- Born: March 6, 1963
- Died: March 9, 2006 (aged 43) Aboard airplane en route from San José, Costa Rica to Los Angeles, California, U.S.
- Occupation: Soccer executive
- Known for: President and General Manager of the Los Angeles Galaxy
- Awards: Major League Soccer Executive of the Year (2003–2005)

= Doug Hamilton (soccer) =

Doug Hamilton (March 6, 1963 - March 9, 2006) was president and general manager of the Los Angeles Galaxy. He was previously the general manager of Miami Fusion F.C. Hamilton died from a heart attack aboard an airplane while traveling from San José, Costa Rica to Los Angeles, California.
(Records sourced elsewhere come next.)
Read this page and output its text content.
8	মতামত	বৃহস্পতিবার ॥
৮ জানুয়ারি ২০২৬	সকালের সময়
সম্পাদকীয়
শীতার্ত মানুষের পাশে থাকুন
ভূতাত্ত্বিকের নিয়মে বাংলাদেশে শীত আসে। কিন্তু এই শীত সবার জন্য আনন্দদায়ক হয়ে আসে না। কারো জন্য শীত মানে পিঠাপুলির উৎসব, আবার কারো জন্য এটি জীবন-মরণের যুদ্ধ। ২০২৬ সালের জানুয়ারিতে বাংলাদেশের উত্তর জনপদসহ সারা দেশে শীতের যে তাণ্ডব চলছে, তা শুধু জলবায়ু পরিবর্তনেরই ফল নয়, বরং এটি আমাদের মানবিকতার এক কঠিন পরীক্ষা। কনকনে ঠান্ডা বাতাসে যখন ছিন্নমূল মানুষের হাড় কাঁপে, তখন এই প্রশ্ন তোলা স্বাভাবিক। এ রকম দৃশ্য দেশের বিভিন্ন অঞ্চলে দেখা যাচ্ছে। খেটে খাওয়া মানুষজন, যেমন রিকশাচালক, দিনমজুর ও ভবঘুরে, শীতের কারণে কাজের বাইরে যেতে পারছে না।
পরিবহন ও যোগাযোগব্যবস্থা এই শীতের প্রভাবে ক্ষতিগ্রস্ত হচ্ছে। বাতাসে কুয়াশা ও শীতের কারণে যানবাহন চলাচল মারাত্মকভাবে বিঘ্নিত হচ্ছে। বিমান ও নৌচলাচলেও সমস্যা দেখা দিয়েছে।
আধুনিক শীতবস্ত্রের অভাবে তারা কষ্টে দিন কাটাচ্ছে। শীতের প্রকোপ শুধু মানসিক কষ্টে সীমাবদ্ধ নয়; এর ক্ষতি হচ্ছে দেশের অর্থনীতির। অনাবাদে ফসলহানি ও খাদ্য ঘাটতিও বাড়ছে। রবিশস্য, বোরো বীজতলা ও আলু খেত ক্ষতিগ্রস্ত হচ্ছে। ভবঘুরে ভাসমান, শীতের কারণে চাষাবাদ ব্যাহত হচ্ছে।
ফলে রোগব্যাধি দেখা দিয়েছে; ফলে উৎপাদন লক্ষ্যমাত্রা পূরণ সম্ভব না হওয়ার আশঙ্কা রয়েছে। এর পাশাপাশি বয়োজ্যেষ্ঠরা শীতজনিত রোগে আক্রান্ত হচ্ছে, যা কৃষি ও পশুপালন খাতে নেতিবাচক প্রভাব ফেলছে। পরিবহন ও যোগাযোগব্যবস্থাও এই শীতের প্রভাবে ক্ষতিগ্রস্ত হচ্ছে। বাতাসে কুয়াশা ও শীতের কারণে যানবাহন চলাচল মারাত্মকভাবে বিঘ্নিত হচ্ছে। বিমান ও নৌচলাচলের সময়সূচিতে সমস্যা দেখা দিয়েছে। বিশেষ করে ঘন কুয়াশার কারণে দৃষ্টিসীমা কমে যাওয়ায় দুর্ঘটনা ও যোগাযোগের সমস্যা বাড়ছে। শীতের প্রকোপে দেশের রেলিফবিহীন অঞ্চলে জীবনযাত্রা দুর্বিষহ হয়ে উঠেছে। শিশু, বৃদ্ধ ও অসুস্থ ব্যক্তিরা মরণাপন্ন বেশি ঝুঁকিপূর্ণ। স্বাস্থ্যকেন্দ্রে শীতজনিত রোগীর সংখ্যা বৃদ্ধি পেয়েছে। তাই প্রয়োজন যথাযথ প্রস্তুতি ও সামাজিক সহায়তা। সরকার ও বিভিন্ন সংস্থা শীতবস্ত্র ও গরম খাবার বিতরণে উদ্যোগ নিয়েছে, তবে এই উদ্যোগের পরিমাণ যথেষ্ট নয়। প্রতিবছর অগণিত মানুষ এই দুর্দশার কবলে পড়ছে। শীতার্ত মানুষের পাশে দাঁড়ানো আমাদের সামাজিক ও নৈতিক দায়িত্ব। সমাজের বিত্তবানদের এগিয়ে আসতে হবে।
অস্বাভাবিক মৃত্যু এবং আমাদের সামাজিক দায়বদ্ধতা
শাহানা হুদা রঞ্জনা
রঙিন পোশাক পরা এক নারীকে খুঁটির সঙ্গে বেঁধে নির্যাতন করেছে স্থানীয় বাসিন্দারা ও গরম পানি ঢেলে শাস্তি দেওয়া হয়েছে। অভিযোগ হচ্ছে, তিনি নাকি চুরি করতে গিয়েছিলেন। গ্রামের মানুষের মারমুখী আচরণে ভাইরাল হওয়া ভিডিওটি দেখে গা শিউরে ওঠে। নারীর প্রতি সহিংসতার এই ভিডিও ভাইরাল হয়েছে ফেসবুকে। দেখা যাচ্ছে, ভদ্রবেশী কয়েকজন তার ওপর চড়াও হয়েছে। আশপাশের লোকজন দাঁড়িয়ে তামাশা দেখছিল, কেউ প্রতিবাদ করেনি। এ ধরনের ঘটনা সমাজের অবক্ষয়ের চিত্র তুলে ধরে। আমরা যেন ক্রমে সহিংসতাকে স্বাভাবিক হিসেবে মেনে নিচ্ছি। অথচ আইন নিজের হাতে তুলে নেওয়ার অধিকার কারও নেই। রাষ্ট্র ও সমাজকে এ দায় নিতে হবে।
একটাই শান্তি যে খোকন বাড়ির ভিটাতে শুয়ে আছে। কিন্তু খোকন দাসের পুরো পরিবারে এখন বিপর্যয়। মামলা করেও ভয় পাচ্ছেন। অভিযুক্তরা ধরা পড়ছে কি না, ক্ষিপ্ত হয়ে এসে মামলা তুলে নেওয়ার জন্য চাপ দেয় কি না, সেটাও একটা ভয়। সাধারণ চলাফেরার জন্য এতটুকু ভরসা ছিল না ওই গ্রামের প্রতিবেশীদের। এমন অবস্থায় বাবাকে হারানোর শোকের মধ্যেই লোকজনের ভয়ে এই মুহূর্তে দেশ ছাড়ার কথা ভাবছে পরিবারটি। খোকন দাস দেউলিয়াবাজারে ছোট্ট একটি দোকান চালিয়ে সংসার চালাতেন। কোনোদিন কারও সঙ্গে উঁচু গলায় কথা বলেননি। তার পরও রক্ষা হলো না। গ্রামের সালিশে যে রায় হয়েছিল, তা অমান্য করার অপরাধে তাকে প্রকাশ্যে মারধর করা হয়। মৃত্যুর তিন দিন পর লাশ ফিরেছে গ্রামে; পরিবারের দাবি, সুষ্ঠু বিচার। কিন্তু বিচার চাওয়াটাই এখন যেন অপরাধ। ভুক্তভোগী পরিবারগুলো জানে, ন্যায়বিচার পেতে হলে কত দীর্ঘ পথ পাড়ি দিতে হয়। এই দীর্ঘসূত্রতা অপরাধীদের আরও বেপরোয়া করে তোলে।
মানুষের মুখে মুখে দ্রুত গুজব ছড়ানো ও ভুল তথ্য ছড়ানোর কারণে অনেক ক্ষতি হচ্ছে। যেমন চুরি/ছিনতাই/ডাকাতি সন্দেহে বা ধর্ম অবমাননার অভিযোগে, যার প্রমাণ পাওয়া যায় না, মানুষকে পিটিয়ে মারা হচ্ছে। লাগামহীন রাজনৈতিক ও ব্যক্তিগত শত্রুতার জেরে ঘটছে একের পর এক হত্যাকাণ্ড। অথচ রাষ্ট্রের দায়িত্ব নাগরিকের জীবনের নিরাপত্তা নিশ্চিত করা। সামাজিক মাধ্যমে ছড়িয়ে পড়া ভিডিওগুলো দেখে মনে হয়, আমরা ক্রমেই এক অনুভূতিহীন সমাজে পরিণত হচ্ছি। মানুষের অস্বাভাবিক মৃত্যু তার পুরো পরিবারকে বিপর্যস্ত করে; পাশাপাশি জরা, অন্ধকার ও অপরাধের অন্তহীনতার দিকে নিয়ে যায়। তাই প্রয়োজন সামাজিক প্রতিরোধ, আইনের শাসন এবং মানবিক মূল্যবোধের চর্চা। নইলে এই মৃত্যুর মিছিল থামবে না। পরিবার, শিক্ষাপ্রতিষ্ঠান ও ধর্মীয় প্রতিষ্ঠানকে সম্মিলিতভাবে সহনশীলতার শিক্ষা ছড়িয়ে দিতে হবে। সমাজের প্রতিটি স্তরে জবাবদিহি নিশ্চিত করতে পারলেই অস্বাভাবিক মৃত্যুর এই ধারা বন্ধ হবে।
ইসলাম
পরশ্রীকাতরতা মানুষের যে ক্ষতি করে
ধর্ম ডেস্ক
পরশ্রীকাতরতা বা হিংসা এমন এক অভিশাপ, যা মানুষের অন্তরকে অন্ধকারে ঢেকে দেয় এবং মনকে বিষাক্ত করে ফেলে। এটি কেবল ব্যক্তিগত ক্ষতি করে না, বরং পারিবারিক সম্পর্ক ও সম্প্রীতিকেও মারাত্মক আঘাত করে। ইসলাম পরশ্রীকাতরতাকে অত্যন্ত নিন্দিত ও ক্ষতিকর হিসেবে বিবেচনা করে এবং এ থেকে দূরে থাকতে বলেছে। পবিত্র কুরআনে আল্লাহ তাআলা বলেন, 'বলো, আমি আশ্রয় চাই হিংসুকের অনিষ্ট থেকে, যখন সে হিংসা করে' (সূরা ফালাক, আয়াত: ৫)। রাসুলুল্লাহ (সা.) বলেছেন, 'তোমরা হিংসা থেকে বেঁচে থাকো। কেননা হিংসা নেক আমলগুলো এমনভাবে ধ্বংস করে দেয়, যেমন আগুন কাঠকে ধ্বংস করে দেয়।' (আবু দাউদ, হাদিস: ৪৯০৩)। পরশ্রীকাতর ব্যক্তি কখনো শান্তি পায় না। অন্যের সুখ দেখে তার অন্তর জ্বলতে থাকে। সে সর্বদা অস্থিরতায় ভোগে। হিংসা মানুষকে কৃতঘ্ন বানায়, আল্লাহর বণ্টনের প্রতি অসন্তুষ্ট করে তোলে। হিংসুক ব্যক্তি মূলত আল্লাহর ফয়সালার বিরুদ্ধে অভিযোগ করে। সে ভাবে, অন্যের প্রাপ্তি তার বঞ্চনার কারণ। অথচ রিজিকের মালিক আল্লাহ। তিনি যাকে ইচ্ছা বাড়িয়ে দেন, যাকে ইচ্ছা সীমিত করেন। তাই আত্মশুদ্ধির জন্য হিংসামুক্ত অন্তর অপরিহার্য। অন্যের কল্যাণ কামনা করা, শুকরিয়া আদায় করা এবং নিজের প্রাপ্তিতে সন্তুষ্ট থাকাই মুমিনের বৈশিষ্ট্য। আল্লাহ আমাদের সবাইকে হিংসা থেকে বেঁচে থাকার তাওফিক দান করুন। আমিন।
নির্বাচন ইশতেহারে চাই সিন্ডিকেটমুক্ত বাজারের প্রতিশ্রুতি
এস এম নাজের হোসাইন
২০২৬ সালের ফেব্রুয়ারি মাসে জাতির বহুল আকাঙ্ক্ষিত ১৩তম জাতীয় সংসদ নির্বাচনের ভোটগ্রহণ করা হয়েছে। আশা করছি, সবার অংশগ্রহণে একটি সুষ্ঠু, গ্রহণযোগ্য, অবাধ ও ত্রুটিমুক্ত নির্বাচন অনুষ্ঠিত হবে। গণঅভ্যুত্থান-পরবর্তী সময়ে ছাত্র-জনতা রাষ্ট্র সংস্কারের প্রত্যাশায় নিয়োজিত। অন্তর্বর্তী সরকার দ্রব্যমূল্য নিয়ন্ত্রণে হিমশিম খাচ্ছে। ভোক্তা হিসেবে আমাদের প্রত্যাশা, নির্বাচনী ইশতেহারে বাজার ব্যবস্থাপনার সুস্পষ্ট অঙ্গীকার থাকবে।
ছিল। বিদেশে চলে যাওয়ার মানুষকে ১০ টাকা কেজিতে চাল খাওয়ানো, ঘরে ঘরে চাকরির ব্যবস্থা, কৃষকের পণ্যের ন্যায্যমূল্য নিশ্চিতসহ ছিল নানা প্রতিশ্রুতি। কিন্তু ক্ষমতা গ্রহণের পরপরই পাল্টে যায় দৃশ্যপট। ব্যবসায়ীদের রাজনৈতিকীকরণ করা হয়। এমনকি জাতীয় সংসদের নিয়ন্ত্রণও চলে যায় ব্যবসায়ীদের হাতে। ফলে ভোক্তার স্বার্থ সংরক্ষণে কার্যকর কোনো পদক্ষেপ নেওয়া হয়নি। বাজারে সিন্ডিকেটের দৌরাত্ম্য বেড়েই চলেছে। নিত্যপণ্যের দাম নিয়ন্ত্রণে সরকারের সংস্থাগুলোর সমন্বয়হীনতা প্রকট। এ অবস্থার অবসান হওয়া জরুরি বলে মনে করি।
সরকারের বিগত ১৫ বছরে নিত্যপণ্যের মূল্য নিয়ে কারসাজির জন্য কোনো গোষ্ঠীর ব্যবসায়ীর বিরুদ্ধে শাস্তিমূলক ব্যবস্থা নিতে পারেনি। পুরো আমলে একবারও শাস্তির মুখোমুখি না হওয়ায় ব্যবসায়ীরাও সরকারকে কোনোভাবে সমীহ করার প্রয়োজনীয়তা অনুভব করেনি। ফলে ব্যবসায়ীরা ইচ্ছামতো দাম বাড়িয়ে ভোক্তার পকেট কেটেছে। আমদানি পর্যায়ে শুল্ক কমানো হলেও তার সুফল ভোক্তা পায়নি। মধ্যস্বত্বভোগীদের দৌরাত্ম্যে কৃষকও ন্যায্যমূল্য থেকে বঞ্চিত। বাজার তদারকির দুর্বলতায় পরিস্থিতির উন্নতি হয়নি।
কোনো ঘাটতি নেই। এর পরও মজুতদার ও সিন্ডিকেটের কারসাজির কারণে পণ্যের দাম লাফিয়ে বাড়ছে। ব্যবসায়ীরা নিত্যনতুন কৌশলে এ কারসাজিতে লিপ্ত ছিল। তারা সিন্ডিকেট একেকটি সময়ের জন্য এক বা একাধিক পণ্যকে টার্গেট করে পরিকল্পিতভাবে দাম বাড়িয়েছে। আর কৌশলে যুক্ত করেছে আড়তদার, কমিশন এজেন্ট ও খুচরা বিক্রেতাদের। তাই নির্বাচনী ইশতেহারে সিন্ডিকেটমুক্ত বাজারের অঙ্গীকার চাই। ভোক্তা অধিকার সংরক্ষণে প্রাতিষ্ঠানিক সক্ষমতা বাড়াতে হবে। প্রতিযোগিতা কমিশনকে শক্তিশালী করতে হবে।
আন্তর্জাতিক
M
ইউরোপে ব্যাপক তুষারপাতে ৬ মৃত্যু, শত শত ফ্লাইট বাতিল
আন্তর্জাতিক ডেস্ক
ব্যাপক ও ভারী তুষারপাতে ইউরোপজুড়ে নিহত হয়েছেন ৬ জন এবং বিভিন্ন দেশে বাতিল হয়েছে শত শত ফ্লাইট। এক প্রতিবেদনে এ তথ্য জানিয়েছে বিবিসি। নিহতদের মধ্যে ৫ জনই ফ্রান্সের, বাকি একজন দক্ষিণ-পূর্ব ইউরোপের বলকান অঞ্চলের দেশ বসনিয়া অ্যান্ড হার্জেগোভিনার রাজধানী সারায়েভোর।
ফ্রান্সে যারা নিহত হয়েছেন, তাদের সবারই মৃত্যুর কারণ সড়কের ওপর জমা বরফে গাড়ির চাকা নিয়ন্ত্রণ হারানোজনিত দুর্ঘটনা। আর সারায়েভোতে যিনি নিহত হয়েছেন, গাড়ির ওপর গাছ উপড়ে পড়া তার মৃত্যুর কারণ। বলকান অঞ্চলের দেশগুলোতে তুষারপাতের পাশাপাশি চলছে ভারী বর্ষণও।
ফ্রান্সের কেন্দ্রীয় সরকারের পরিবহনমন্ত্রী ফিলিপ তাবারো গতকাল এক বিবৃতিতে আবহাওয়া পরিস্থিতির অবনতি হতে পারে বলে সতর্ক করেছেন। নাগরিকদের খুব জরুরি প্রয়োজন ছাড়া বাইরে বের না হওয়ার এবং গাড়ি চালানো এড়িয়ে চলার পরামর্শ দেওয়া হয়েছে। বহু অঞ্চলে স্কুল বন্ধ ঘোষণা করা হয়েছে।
Hamilton was raised in Hazlet, New Jersey, and attended St. Benedict School, and then later, Raritan High School, both in Hazlet. He attended the University of North Carolina at Greensboro and played for the men's soccer team that won two NCAA Division III championships. He then served four years as head coach of the men's soccer team at Greensboro College. Raritan High School holds a tournament every year in honor of him. He had a son named Aedan and a wife named Paige.

Hamilton won the Major League Soccer Executive of the Year award three straight times, 2003–2005. On March 15, 2006, the league renamed that award the Doug Hamilton Executive of the Year Award.